HC Deb 27 March 1877 vol 233 c552
MR. SAMPSON LLOYD

asked the First Lord of the Admiralty, How it is intended to apply the estimated sum of £12,634, stated (in Parliamentary Paper, No. 106, of 14th March 1877) to be the cost of the proposed establishment of 100 chief engine-room artificers in the Royal Navy; and, whether that sum represents the estimated future pay of 100 men of the said new rating some four or five years hence, when the scheme shall be fully developed, or the pay of the said men next year; and, if the latter (inasmuch as until June 1878 no engine-room artificer can have qualified himself for the higher rating by ten years' service), it is intended to promote at once to the higher rating and pay 100 engine-room artificers who have not served ten years, or, if not, how the estimate of £12,634 is accounted for?

MR. HUNT,

in reply, said, that the estimated sum referred to was intended to provide for the ultimate cost of the new rating.
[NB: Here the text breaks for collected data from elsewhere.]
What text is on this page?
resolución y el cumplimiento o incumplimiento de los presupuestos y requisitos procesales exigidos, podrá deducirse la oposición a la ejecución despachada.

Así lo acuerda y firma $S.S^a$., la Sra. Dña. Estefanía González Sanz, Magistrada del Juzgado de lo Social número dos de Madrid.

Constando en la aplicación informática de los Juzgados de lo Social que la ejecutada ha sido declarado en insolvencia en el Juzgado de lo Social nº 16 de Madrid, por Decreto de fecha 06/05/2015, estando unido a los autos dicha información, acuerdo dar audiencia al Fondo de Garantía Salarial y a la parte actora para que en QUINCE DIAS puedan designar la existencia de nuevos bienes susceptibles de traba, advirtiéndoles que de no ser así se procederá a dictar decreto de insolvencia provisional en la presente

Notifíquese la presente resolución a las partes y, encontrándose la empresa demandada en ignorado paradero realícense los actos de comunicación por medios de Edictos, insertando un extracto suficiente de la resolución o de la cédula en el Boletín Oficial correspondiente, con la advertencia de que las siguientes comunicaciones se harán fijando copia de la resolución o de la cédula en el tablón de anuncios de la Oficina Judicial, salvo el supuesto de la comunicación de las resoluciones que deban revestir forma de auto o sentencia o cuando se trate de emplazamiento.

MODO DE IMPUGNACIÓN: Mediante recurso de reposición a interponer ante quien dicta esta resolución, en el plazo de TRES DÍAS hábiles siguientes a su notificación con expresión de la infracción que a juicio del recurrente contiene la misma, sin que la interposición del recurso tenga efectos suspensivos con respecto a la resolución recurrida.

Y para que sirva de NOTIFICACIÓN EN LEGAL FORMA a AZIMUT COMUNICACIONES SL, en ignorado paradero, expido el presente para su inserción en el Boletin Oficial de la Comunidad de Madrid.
The sum taken in next year's Estimates was something under £6,000 for that purpose, and it was proposed almost immediately to promote 50 artificers to the new rating, notwithstanding that they had not completed their 10 years' service. In the course of a short time, after the 10 years' service of other artificers had been completed, he hoped that a considerable number would be added to the rating.